Three years later those investigations led to two money laundering arrests in May 2019. Four months later London Police gave up and dropped the case.

With respect to the FCA, like they did with CashFX Group, a OneCoin securities fraud warning was issued.

In response to the notice, OneCoin hired Carter-Ruck and Chelgate to lobby the FCA.

Carter-Ruck and Chelgate are a law firm and PR firm respectively.

The two firms lobbied the FCA and after a series of written communications between the parties, the FCA caved in and removed its OneCoin securities fraud notice.

From an operational standpoint, nothing changed at OneCoin pre FCA notice and prior. OneCoin was the same Ponzi scheme it was after the FCA removal.

In the absence of a public explanation as to why the FCA removed its OneCoin securities fraud notice, OneCoin and its promoters heavily emphasized the removal as a marketing point.

How many more millions were stolen from UK consumers as a direct result of the FCA’s conduct is unclear.

The contents of the communications between the FCA, Carter-Ruck and Chelgate have never been made public.

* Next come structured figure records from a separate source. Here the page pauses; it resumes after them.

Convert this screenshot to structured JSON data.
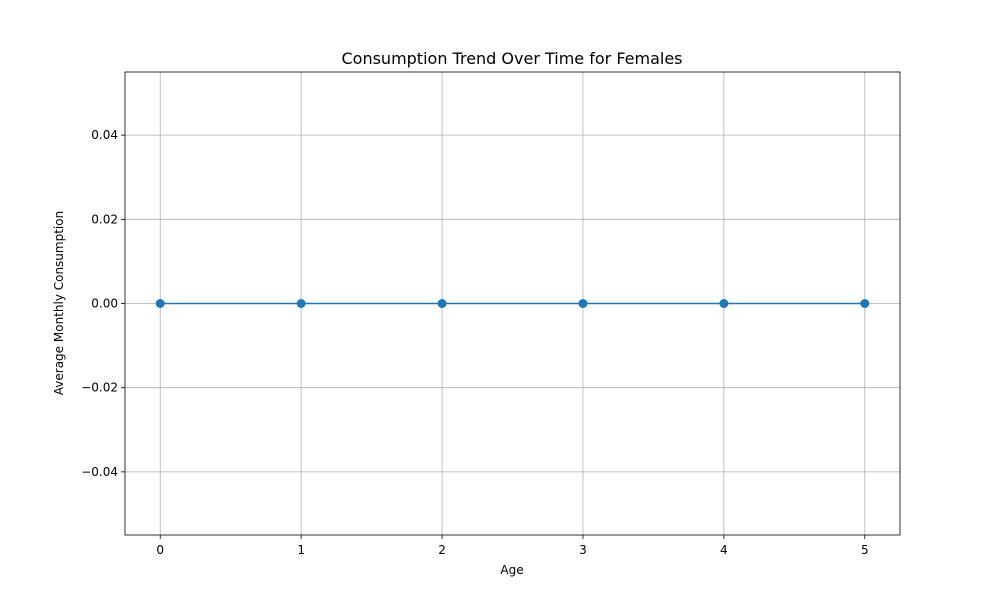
{
  "chart_data": {
    "type": "line",
    "title": "Consumption Trend Over Time for Females",
    "xlabel": "Age",
    "ylabel": "Average Monthly Consumption",
    "x": [
      0,
      1,
      2,
      3,
      4,
      5
    ],
    "series": [
      {
        "values": [
          0.0,
          0.0,
          0.0,
          0.0,
          0.0,
          0.0
        ]
      }
    ],
    "xlim": [
      -0.25,
      5.25
    ],
    "ylim": [
      -0.055,
      0.055
    ],
    "xticks": [
      0,
      1,
      2,
      3,
      4,
      5
    ],
    "xtick_labels": [
      "0",
      "1",
      "2",
      "3",
      "4",
      "5"
    ],
    "yticks": [
      -0.04,
      -0.02,
      0.0,
      0.02,
      0.04
    ],
    "ytick_labels": [
      "−0.04",
      "−0.02",
      "0.00",
      "0.02",
      "0.04"
    ],
    "grid": true,
    "line_color": "#1f77b4",
    "grid_color": "#b0b0b0"
  }
}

We only know about them because a former Chelgate employee spilled the beans.

To date the UK has failed to hold Carter-Ruck, Chelgate or any other firm who assisted OneCoin with its illegal business operations accountable.

In fact quite the opposite. Mid last year the FCA approved Maximilian von Arnim, who played a central role in OneCoin’s UK money laundering network through RavenR, for the role of money laundering reporting officer at another firm.

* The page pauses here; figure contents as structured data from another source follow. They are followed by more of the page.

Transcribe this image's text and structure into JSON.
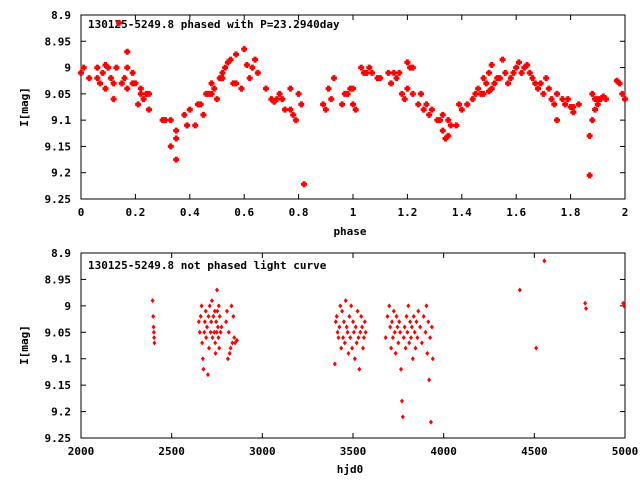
{
  "chart_data": [
    {
      "type": "scatter",
      "title": "130125-5249.8 phased with P=23.2940day",
      "xlabel": "phase",
      "ylabel": "I[mag]",
      "xlim": [
        0,
        2
      ],
      "ylim": [
        8.9,
        9.25
      ],
      "y_inverted": true,
      "grid": false,
      "marker": "plus",
      "color": "#ff0000",
      "xticks": [
        "0",
        "0.2",
        "0.4",
        "0.6",
        "0.8",
        "1",
        "1.2",
        "1.4",
        "1.6",
        "1.8",
        "2"
      ],
      "yticks": [
        "8.9",
        "8.95",
        "9",
        "9.05",
        "9.1",
        "9.15",
        "9.2",
        "9.25"
      ],
      "points": [
        [
          0.0,
          9.01
        ],
        [
          0.01,
          9.0
        ],
        [
          0.03,
          9.02
        ],
        [
          0.06,
          9.0
        ],
        [
          0.06,
          9.02
        ],
        [
          0.07,
          9.03
        ],
        [
          0.08,
          9.01
        ],
        [
          0.09,
          8.995
        ],
        [
          0.09,
          9.04
        ],
        [
          0.1,
          9.0
        ],
        [
          0.11,
          9.02
        ],
        [
          0.12,
          9.03
        ],
        [
          0.12,
          9.06
        ],
        [
          0.13,
          9.0
        ],
        [
          0.14,
          8.915
        ],
        [
          0.15,
          9.03
        ],
        [
          0.16,
          9.02
        ],
        [
          0.17,
          9.04
        ],
        [
          0.17,
          9.0
        ],
        [
          0.17,
          8.97
        ],
        [
          0.19,
          9.01
        ],
        [
          0.19,
          9.03
        ],
        [
          0.2,
          9.03
        ],
        [
          0.21,
          9.07
        ],
        [
          0.22,
          9.05
        ],
        [
          0.22,
          9.04
        ],
        [
          0.23,
          9.06
        ],
        [
          0.24,
          9.05
        ],
        [
          0.25,
          9.05
        ],
        [
          0.25,
          9.08
        ],
        [
          0.3,
          9.1
        ],
        [
          0.31,
          9.1
        ],
        [
          0.33,
          9.1
        ],
        [
          0.33,
          9.15
        ],
        [
          0.35,
          9.12
        ],
        [
          0.35,
          9.135
        ],
        [
          0.35,
          9.175
        ],
        [
          0.38,
          9.09
        ],
        [
          0.39,
          9.11
        ],
        [
          0.4,
          9.08
        ],
        [
          0.42,
          9.11
        ],
        [
          0.43,
          9.07
        ],
        [
          0.44,
          9.07
        ],
        [
          0.45,
          9.09
        ],
        [
          0.46,
          9.05
        ],
        [
          0.47,
          9.05
        ],
        [
          0.48,
          9.03
        ],
        [
          0.48,
          9.05
        ],
        [
          0.49,
          9.04
        ],
        [
          0.5,
          9.06
        ],
        [
          0.51,
          9.02
        ],
        [
          0.52,
          9.02
        ],
        [
          0.52,
          9.01
        ],
        [
          0.53,
          9.0
        ],
        [
          0.54,
          8.99
        ],
        [
          0.55,
          8.985
        ],
        [
          0.56,
          9.03
        ],
        [
          0.57,
          8.975
        ],
        [
          0.57,
          9.03
        ],
        [
          0.59,
          9.04
        ],
        [
          0.6,
          8.965
        ],
        [
          0.61,
          8.995
        ],
        [
          0.62,
          9.02
        ],
        [
          0.63,
          9.0
        ],
        [
          0.64,
          8.985
        ],
        [
          0.65,
          9.01
        ],
        [
          0.68,
          9.04
        ],
        [
          0.7,
          9.06
        ],
        [
          0.71,
          9.065
        ],
        [
          0.72,
          9.06
        ],
        [
          0.73,
          9.05
        ],
        [
          0.74,
          9.06
        ],
        [
          0.75,
          9.08
        ],
        [
          0.77,
          9.08
        ],
        [
          0.77,
          9.04
        ],
        [
          0.78,
          9.09
        ],
        [
          0.79,
          9.1
        ],
        [
          0.8,
          9.05
        ],
        [
          0.81,
          9.07
        ],
        [
          0.82,
          9.222
        ],
        [
          0.89,
          9.07
        ],
        [
          0.9,
          9.08
        ],
        [
          0.91,
          9.04
        ],
        [
          0.92,
          9.06
        ],
        [
          0.93,
          9.02
        ],
        [
          0.96,
          9.07
        ],
        [
          0.97,
          9.05
        ],
        [
          0.98,
          9.05
        ],
        [
          0.99,
          9.04
        ],
        [
          1.0,
          9.07
        ],
        [
          1.0,
          9.04
        ],
        [
          1.01,
          9.08
        ],
        [
          1.03,
          9.0
        ],
        [
          1.04,
          9.01
        ],
        [
          1.05,
          9.01
        ],
        [
          1.06,
          9.0
        ],
        [
          1.07,
          9.01
        ],
        [
          1.09,
          9.02
        ],
        [
          1.1,
          9.02
        ],
        [
          1.13,
          9.01
        ],
        [
          1.14,
          9.03
        ],
        [
          1.15,
          9.01
        ],
        [
          1.16,
          9.02
        ],
        [
          1.17,
          9.01
        ],
        [
          1.18,
          9.05
        ],
        [
          1.19,
          9.06
        ],
        [
          1.2,
          9.04
        ],
        [
          1.2,
          8.99
        ],
        [
          1.21,
          9.0
        ],
        [
          1.22,
          9.0
        ],
        [
          1.22,
          9.05
        ],
        [
          1.24,
          9.07
        ],
        [
          1.25,
          9.05
        ],
        [
          1.26,
          9.08
        ],
        [
          1.27,
          9.07
        ],
        [
          1.28,
          9.09
        ],
        [
          1.29,
          9.08
        ],
        [
          1.31,
          9.1
        ],
        [
          1.32,
          9.1
        ],
        [
          1.33,
          9.09
        ],
        [
          1.33,
          9.12
        ],
        [
          1.34,
          9.135
        ],
        [
          1.35,
          9.13
        ],
        [
          1.35,
          9.1
        ],
        [
          1.36,
          9.11
        ],
        [
          1.38,
          9.11
        ],
        [
          1.39,
          9.07
        ],
        [
          1.4,
          9.08
        ],
        [
          1.42,
          9.07
        ],
        [
          1.44,
          9.06
        ],
        [
          1.45,
          9.05
        ],
        [
          1.46,
          9.04
        ],
        [
          1.47,
          9.05
        ],
        [
          1.48,
          9.02
        ],
        [
          1.48,
          9.05
        ],
        [
          1.49,
          9.03
        ],
        [
          1.5,
          9.045
        ],
        [
          1.5,
          9.01
        ],
        [
          1.51,
          8.995
        ],
        [
          1.51,
          9.04
        ],
        [
          1.52,
          9.03
        ],
        [
          1.53,
          9.02
        ],
        [
          1.54,
          9.02
        ],
        [
          1.55,
          8.985
        ],
        [
          1.56,
          9.01
        ],
        [
          1.57,
          9.03
        ],
        [
          1.58,
          9.02
        ],
        [
          1.59,
          9.01
        ],
        [
          1.6,
          9.0
        ],
        [
          1.61,
          8.99
        ],
        [
          1.62,
          9.01
        ],
        [
          1.63,
          9.0
        ],
        [
          1.64,
          8.995
        ],
        [
          1.65,
          9.01
        ],
        [
          1.66,
          9.02
        ],
        [
          1.67,
          9.03
        ],
        [
          1.68,
          9.04
        ],
        [
          1.69,
          9.03
        ],
        [
          1.7,
          9.05
        ],
        [
          1.71,
          9.02
        ],
        [
          1.72,
          9.04
        ],
        [
          1.73,
          9.06
        ],
        [
          1.74,
          9.07
        ],
        [
          1.75,
          9.1
        ],
        [
          1.75,
          9.05
        ],
        [
          1.77,
          9.06
        ],
        [
          1.78,
          9.07
        ],
        [
          1.79,
          9.06
        ],
        [
          1.8,
          9.075
        ],
        [
          1.81,
          9.085
        ],
        [
          1.81,
          9.075
        ],
        [
          1.83,
          9.07
        ],
        [
          1.87,
          9.205
        ],
        [
          1.87,
          9.13
        ],
        [
          1.88,
          9.1
        ],
        [
          1.88,
          9.05
        ],
        [
          1.89,
          9.06
        ],
        [
          1.89,
          9.08
        ],
        [
          1.9,
          9.06
        ],
        [
          1.9,
          9.07
        ],
        [
          1.91,
          9.06
        ],
        [
          1.92,
          9.055
        ],
        [
          1.93,
          9.06
        ],
        [
          1.97,
          9.025
        ],
        [
          1.98,
          9.03
        ],
        [
          1.99,
          9.05
        ],
        [
          2.0,
          9.06
        ]
      ]
    },
    {
      "type": "scatter",
      "title": "130125-5249.8 not phased light curve",
      "xlabel": "hjd0",
      "ylabel": "I[mag]",
      "xlim": [
        2000,
        5000
      ],
      "ylim": [
        8.9,
        9.25
      ],
      "y_inverted": true,
      "grid": false,
      "marker": "diamond",
      "color": "#ff0000",
      "xticks": [
        "2000",
        "2500",
        "3000",
        "3500",
        "4000",
        "4500",
        "5000"
      ],
      "yticks": [
        "8.9",
        "8.95",
        "9",
        "9.05",
        "9.1",
        "9.15",
        "9.2",
        "9.25"
      ],
      "points": [
        [
          2395,
          8.99
        ],
        [
          2398,
          9.02
        ],
        [
          2400,
          9.04
        ],
        [
          2402,
          9.05
        ],
        [
          2403,
          9.06
        ],
        [
          2405,
          9.07
        ],
        [
          2650,
          9.03
        ],
        [
          2655,
          9.05
        ],
        [
          2660,
          9.02
        ],
        [
          2665,
          9.0
        ],
        [
          2668,
          9.07
        ],
        [
          2672,
          9.1
        ],
        [
          2675,
          9.12
        ],
        [
          2680,
          9.05
        ],
        [
          2683,
          9.03
        ],
        [
          2688,
          9.01
        ],
        [
          2690,
          9.06
        ],
        [
          2695,
          9.04
        ],
        [
          2700,
          9.13
        ],
        [
          2703,
          9.02
        ],
        [
          2706,
          9.08
        ],
        [
          2710,
          9.0
        ],
        [
          2715,
          9.05
        ],
        [
          2718,
          9.03
        ],
        [
          2722,
          8.99
        ],
        [
          2725,
          9.06
        ],
        [
          2730,
          9.02
        ],
        [
          2735,
          9.05
        ],
        [
          2738,
          9.01
        ],
        [
          2740,
          9.07
        ],
        [
          2742,
          9.09
        ],
        [
          2745,
          9.03
        ],
        [
          2748,
          9.05
        ],
        [
          2750,
          8.97
        ],
        [
          2752,
          9.01
        ],
        [
          2755,
          9.04
        ],
        [
          2758,
          9.06
        ],
        [
          2760,
          9.0
        ],
        [
          2762,
          9.08
        ],
        [
          2765,
          9.02
        ],
        [
          2770,
          9.05
        ],
        [
          2775,
          9.04
        ],
        [
          2800,
          9.03
        ],
        [
          2805,
          9.01
        ],
        [
          2810,
          9.1
        ],
        [
          2815,
          9.05
        ],
        [
          2820,
          9.09
        ],
        [
          2825,
          9.08
        ],
        [
          2830,
          9.0
        ],
        [
          2835,
          9.07
        ],
        [
          2840,
          9.02
        ],
        [
          2845,
          9.06
        ],
        [
          2850,
          9.07
        ],
        [
          2860,
          9.065
        ],
        [
          3400,
          9.11
        ],
        [
          3405,
          9.03
        ],
        [
          3410,
          9.02
        ],
        [
          3415,
          9.05
        ],
        [
          3420,
          9.06
        ],
        [
          3425,
          9.04
        ],
        [
          3430,
          9.0
        ],
        [
          3435,
          9.08
        ],
        [
          3440,
          9.01
        ],
        [
          3445,
          9.06
        ],
        [
          3450,
          9.03
        ],
        [
          3455,
          9.07
        ],
        [
          3460,
          8.99
        ],
        [
          3465,
          9.04
        ],
        [
          3470,
          9.05
        ],
        [
          3475,
          9.09
        ],
        [
          3480,
          9.02
        ],
        [
          3485,
          9.06
        ],
        [
          3490,
          9.0
        ],
        [
          3495,
          9.08
        ],
        [
          3500,
          9.03
        ],
        [
          3505,
          9.05
        ],
        [
          3510,
          9.1
        ],
        [
          3515,
          9.04
        ],
        [
          3520,
          9.07
        ],
        [
          3525,
          9.01
        ],
        [
          3530,
          9.06
        ],
        [
          3535,
          9.12
        ],
        [
          3540,
          9.05
        ],
        [
          3545,
          9.02
        ],
        [
          3550,
          9.04
        ],
        [
          3555,
          9.08
        ],
        [
          3560,
          9.06
        ],
        [
          3565,
          9.03
        ],
        [
          3570,
          9.05
        ],
        [
          3680,
          9.06
        ],
        [
          3690,
          9.02
        ],
        [
          3700,
          9.0
        ],
        [
          3705,
          9.04
        ],
        [
          3710,
          9.08
        ],
        [
          3715,
          9.03
        ],
        [
          3720,
          9.06
        ],
        [
          3725,
          9.01
        ],
        [
          3730,
          9.05
        ],
        [
          3735,
          9.09
        ],
        [
          3740,
          9.02
        ],
        [
          3745,
          9.04
        ],
        [
          3750,
          9.07
        ],
        [
          3755,
          9.03
        ],
        [
          3760,
          9.05
        ],
        [
          3765,
          9.12
        ],
        [
          3770,
          9.18
        ],
        [
          3775,
          9.21
        ],
        [
          3780,
          9.06
        ],
        [
          3785,
          9.04
        ],
        [
          3790,
          9.08
        ],
        [
          3795,
          9.02
        ],
        [
          3800,
          9.05
        ],
        [
          3805,
          9.0
        ],
        [
          3810,
          9.07
        ],
        [
          3815,
          9.03
        ],
        [
          3820,
          9.06
        ],
        [
          3825,
          9.04
        ],
        [
          3830,
          9.1
        ],
        [
          3835,
          9.02
        ],
        [
          3840,
          9.05
        ],
        [
          3845,
          9.08
        ],
        [
          3850,
          9.03
        ],
        [
          3855,
          9.06
        ],
        [
          3860,
          9.01
        ],
        [
          3870,
          9.04
        ],
        [
          3880,
          9.07
        ],
        [
          3890,
          9.02
        ],
        [
          3900,
          9.05
        ],
        [
          3905,
          9.0
        ],
        [
          3910,
          9.09
        ],
        [
          3915,
          9.03
        ],
        [
          3920,
          9.14
        ],
        [
          3925,
          9.06
        ],
        [
          3930,
          9.22
        ],
        [
          3935,
          9.04
        ],
        [
          3940,
          9.1
        ],
        [
          4420,
          8.97
        ],
        [
          4510,
          9.08
        ],
        [
          4555,
          8.915
        ],
        [
          4780,
          8.995
        ],
        [
          4785,
          9.005
        ],
        [
          4990,
          8.995
        ],
        [
          4995,
          9.0
        ]
      ]
    }
  ]
}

So friendly is the UK regulatory environment to MLM scammers that Ruja Ignatova, founder and owner of OneCoin, again a $4 billion dollar Ponzi scheme, purchased a luxury penthouse in the heart of London.

In 2017 Ignatova planned to relocate from Bulgaria to the UK to settle down.

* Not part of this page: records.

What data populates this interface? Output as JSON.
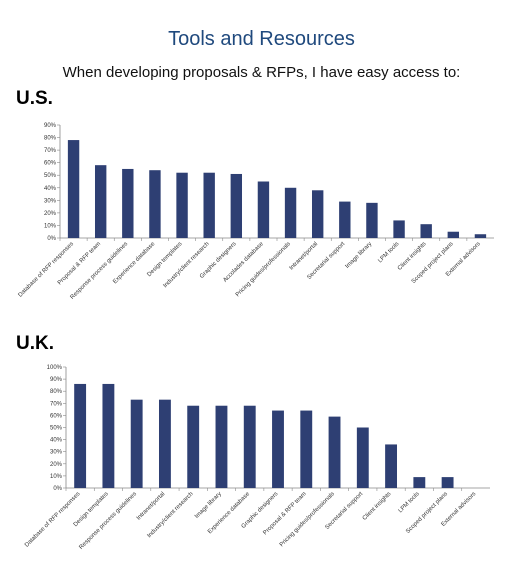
{
  "title": "Tools and Resources",
  "subtitle": "When developing proposals & RFPs, I have easy access to:",
  "bar_color": "#2e3f73",
  "chart_data": [
    {
      "type": "bar",
      "label": "U.S.",
      "ylim": [
        0,
        90
      ],
      "ytick_step": 10,
      "ytick_suffix": "%",
      "categories": [
        "Database of RFP responses",
        "Proposal & RFP team",
        "Response process guidelines",
        "Experience database",
        "Design templates",
        "Industry/client research",
        "Graphic designers",
        "Accolades database",
        "Pricing guides/professionals",
        "Intranet/portal",
        "Secretarial support",
        "Image library",
        "LPM tools",
        "Client insights",
        "Scoped project plans",
        "External advisors"
      ],
      "values": [
        78,
        58,
        55,
        54,
        52,
        52,
        51,
        45,
        40,
        38,
        29,
        28,
        14,
        11,
        5,
        3
      ]
    },
    {
      "type": "bar",
      "label": "U.K.",
      "ylim": [
        0,
        100
      ],
      "ytick_step": 10,
      "ytick_suffix": "%",
      "categories": [
        "Database of RFP responses",
        "Design templates",
        "Response process guidelines",
        "Intranet/portal",
        "Industry/client research",
        "Image library",
        "Experience database",
        "Graphic designers",
        "Proposal & RFP team",
        "Pricing guides/professionals",
        "Secretarial support",
        "Client insights",
        "LPM tools",
        "Scoped project plans",
        "External advisors"
      ],
      "values": [
        86,
        86,
        73,
        73,
        68,
        68,
        68,
        64,
        64,
        59,
        50,
        36,
        9,
        9,
        0
      ]
    }
  ]
}
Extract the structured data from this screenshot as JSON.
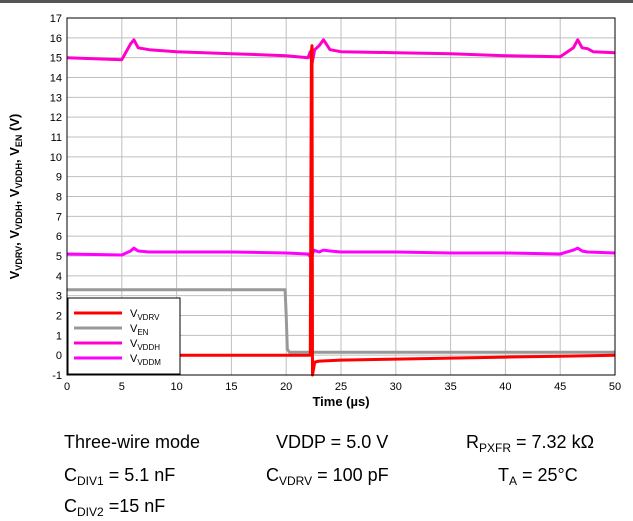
{
  "chart_data": {
    "type": "line",
    "xlabel": "Time (µs)",
    "ylabel_parts": [
      "V",
      "VDRV",
      ", V",
      "VDDH",
      ", V",
      "VDDH",
      ", V",
      "EN",
      " (V)"
    ],
    "xlim": [
      0,
      50
    ],
    "ylim": [
      -1,
      17
    ],
    "x_ticks": [
      0,
      5,
      10,
      15,
      20,
      25,
      30,
      35,
      40,
      45,
      50
    ],
    "y_ticks": [
      -1,
      0,
      1,
      2,
      3,
      4,
      5,
      6,
      7,
      8,
      9,
      10,
      11,
      12,
      13,
      14,
      15,
      16,
      17
    ],
    "grid": true,
    "legend_position": "bottom-left",
    "series": [
      {
        "name": "VDRV",
        "name_main": "V",
        "name_sub": "VDRV",
        "color": "#ff0000",
        "x": [
          0,
          22.2,
          22.3,
          22.35,
          22.4,
          22.6,
          23,
          25,
          30,
          35,
          40,
          45,
          50
        ],
        "y": [
          0,
          0,
          15.3,
          15.6,
          -1,
          -0.35,
          -0.3,
          -0.25,
          -0.2,
          -0.15,
          -0.1,
          -0.05,
          0
        ]
      },
      {
        "name": "EN",
        "name_main": "V",
        "name_sub": "EN",
        "color": "#999999",
        "x": [
          0,
          19.9,
          20,
          20.1,
          20.3,
          22,
          24,
          30,
          40,
          50
        ],
        "y": [
          3.3,
          3.3,
          2.0,
          0.3,
          0.15,
          0.15,
          0.15,
          0.15,
          0.15,
          0.15
        ]
      },
      {
        "name": "VDDH",
        "name_main": "V",
        "name_sub": "VDDH",
        "color": "#ff00cc",
        "x": [
          0,
          5,
          5.8,
          6.1,
          6.5,
          7.5,
          10,
          15,
          20,
          22.0,
          22.2,
          22.35,
          22.6,
          23.0,
          23.4,
          24,
          25,
          30,
          35,
          40,
          45,
          46.2,
          46.6,
          47.0,
          47.5,
          48,
          50
        ],
        "y": [
          15.0,
          14.9,
          15.7,
          15.9,
          15.5,
          15.4,
          15.3,
          15.2,
          15.1,
          15.0,
          15.3,
          14.7,
          15.4,
          15.6,
          15.9,
          15.4,
          15.3,
          15.25,
          15.2,
          15.1,
          15.05,
          15.5,
          15.9,
          15.5,
          15.45,
          15.3,
          15.25
        ]
      },
      {
        "name": "VDDM",
        "name_main": "V",
        "name_sub": "VDDM",
        "color": "#ff00ff",
        "x": [
          0,
          5,
          5.8,
          6.1,
          6.5,
          7.5,
          10,
          15,
          20,
          22.0,
          22.3,
          22.5,
          23.0,
          23.4,
          24,
          25,
          30,
          35,
          40,
          45,
          46.2,
          46.6,
          47.0,
          47.5,
          50
        ],
        "y": [
          5.1,
          5.05,
          5.25,
          5.4,
          5.25,
          5.2,
          5.2,
          5.2,
          5.15,
          5.1,
          4.9,
          5.3,
          5.2,
          5.3,
          5.25,
          5.2,
          5.2,
          5.15,
          5.15,
          5.1,
          5.3,
          5.4,
          5.25,
          5.2,
          5.15
        ]
      }
    ]
  },
  "conditions": [
    {
      "id": "mode",
      "main": "Three-wire mode",
      "sub": "",
      "rest": ""
    },
    {
      "id": "vddp",
      "main": "VDDP = 5.0 V",
      "sub": "",
      "rest": ""
    },
    {
      "id": "rpxfr",
      "main": "R",
      "sub": "PXFR",
      "rest": " = 7.32 kΩ"
    },
    {
      "id": "cdiv1",
      "main": "C",
      "sub": "DIV1",
      "rest": " = 5.1 nF"
    },
    {
      "id": "cvdrv",
      "main": "C",
      "sub": "VDRV",
      "rest": " = 100 pF"
    },
    {
      "id": "ta",
      "main": "T",
      "sub": "A",
      "rest": " = 25°C"
    },
    {
      "id": "cdiv2",
      "main": "C",
      "sub": "DIV2",
      "rest": " =15 nF"
    }
  ]
}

The only reason those plans were abandoned is because Ignatova caught wind she had been indicted in the US.

Here at BehindMLM I’ve been flagging basic UK incorporation as a red flag for years. Now with the FCA admitting it has no interest in regulating MLM related securities fraud, I’m taking that warning one step further.

The UK has made a name for itself by offering scammers hassle free incorporation, which can then be used to open bank accounts to commit fraud through.

Now with the FCA’s blessing, scammers can commit securities fraud across the UK, targeting local and international residents, without fear of reprisal.

With respect to MLM related securities fraud, the UK is pretty much lawless at this point.

As a consumer if you’re researching an MLM company and see basic UK incorporation and/or an FCA registration, assume it’s a scam.

In our BehindMLM reviews I’ll still do the homework detailing the specifics of UK scams we come across. I will however be flagging UK incorporation and/or FCA registration with a link to this article.

Similarly BehindMLM will continue to publish FCA securities fraud regulatory warnings, but with a disclaimer linking back to this article.

As with our 2018 incorporation warning, this FCA warning will remain in place until I see evidence of active MLM related securities fraud regulation.

How a western country can be so utterly complacent when we’re talking billions of dollars in consumer losses is beyond me.

Whatever the reason for turning its back on regulation of investment fraud, these are dark times for consumer protection in the UK.